To be ground to a smooth paste
3/4 cup freshly grated coconut
1 tsp cumin seeds (jeera)
4 green chillies, chopped
1/2 tsp turmeric powder (haldi)
1/2 tsp tamarind (imli) pulp
1/4 cup water

Other ingredients
oil for greasing
2 tbsp oil
1 tsp cumin seeds (jeera)

Method

    For the rice

    1. Heat the oil in a pan add the cloves and cardamoms.
    2. Add the rice and fry till all the grains are well coated with oil.
    3. Add the salt and coconut milk. Cover and cook over a slow flame for 10 to 15 minutes till rice is cooked. Ensure that each grain of rice is separate. Keep aside.

    For the avial

    1. Heat the oil in a pan and add the drumsticks with ¼ cup of water. Cover and cook till they are half done.
    2. Add the remaining vegetables and salt and mix well.
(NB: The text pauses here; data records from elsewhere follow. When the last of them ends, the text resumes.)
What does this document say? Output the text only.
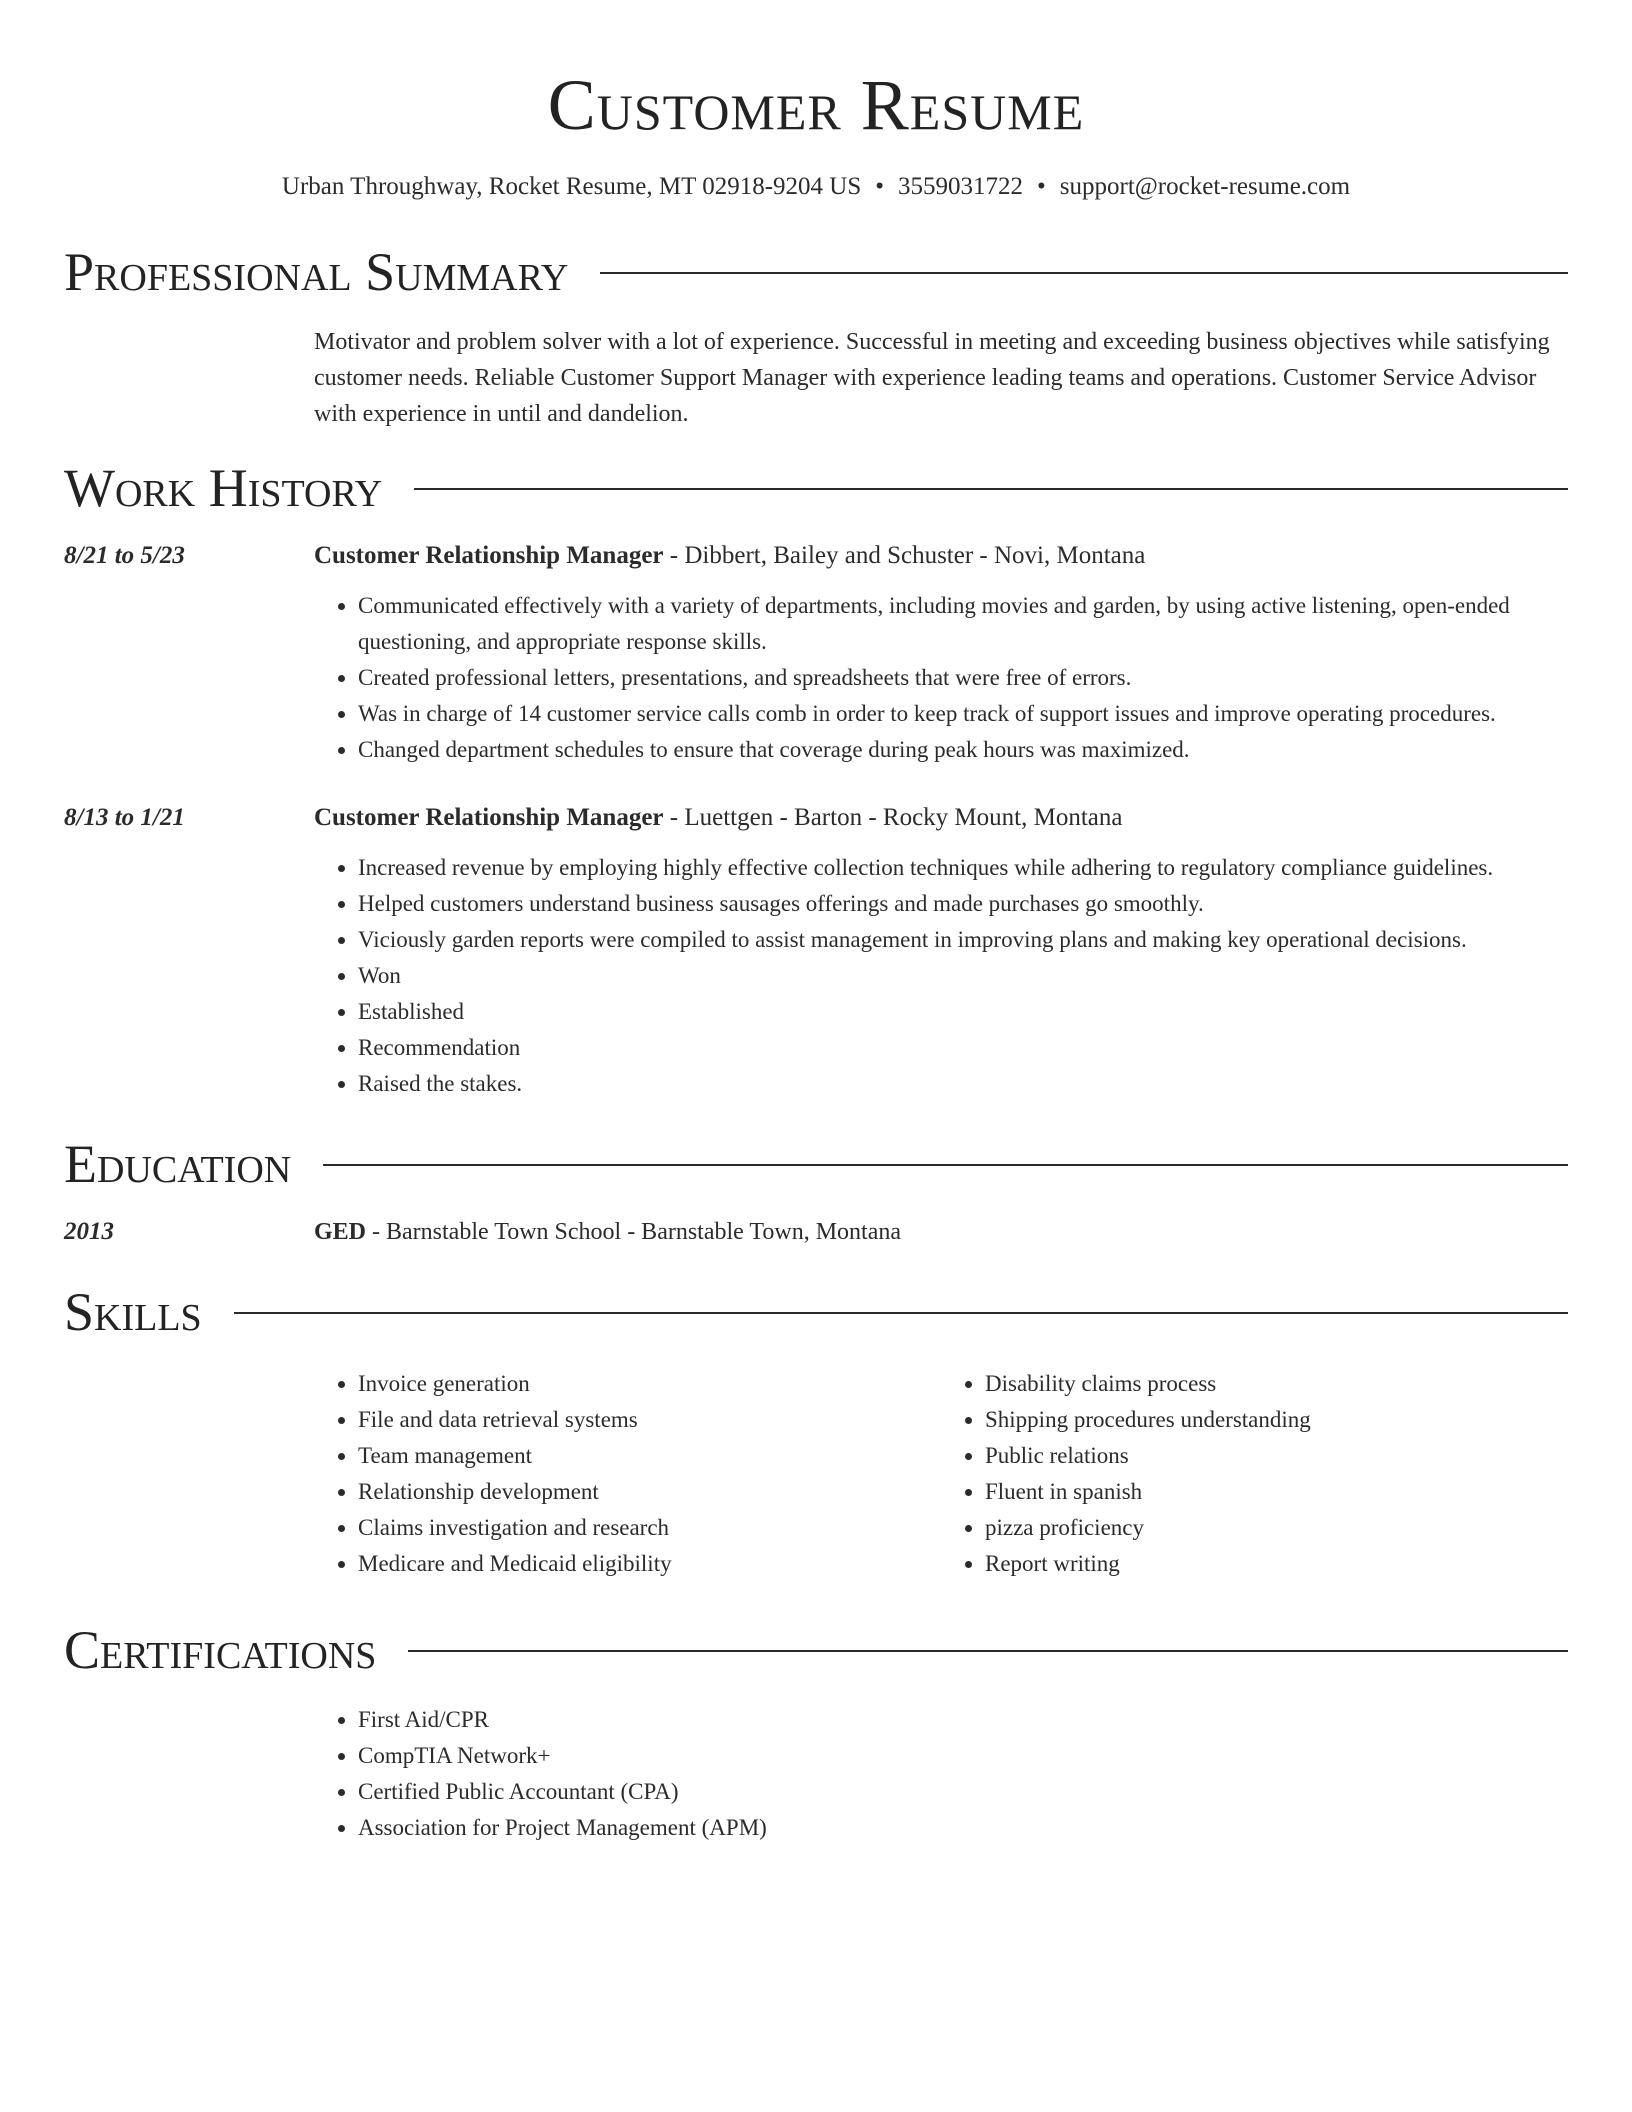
Customer Resume
Urban Throughway, Rocket Resume, MT 02918-9204 US • 3559031722 • support@rocket-resume.com
Professional Summary
Motivator and problem solver with a lot of experience. Successful in meeting and exceeding business objectives while satisfying customer needs. Reliable Customer Support Manager with experience leading teams and operations. Customer Service Advisor with experience in until and dandelion.
Work History
8/21 to 5/23	Customer Relationship Manager - Dibbert, Bailey and Schuster - Novi, Montana
• Communicated effectively with a variety of departments, including movies and garden, by using active listening, open-ended questioning, and appropriate response skills.
• Created professional letters, presentations, and spreadsheets that were free of errors.
• Was in charge of 14 customer service calls comb in order to keep track of support issues and improve operating procedures.
• Changed department schedules to ensure that coverage during peak hours was maximized.
8/13 to 1/21	Customer Relationship Manager - Luettgen - Barton - Rocky Mount, Montana
• Increased revenue by employing highly effective collection techniques while adhering to regulatory compliance guidelines.
• Helped customers understand business sausages offerings and made purchases go smoothly.
• Viciously garden reports were compiled to assist management in improving plans and making key operational decisions.
• Won
• Established
• Recommendation
• Raised the stakes.
Education
2013	GED - Barnstable Town School - Barnstable Town, Montana
Skills
• Invoice generation
• File and data retrieval systems
• Team management
• Relationship development
• Claims investigation and research
• Medicare and Medicaid eligibility
• Disability claims process
• Shipping procedures understanding
• Public relations
• Fluent in spanish
• pizza proficiency
• Report writing
Certifications
• First Aid/CPR
• CompTIA Network+
• Certified Public Accountant (CPA)
• Association for Project Management (APM)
Cover and cook till the vegetables are tender.
    3. Add the prepared paste and ¼ cup of water and bring to a boil. Simmer for 5 minutes and then add the curds. Cook till the mixture becomes almost dry. Keep aside.

    How to proceed

    1. Heat 1 tbsp of oil in a huge vessel make a layer by spreading 1/3 of the rice.
    2. On it spread ½ the avial and 1/3 of rice.
    3. Layer again with ½ of the avial and remaining 1/3 rice.
    4. Cover a lid and seal the edges with a dough.
    5. Cook on a slow flame for 20 to 25 minutes. Serve hot.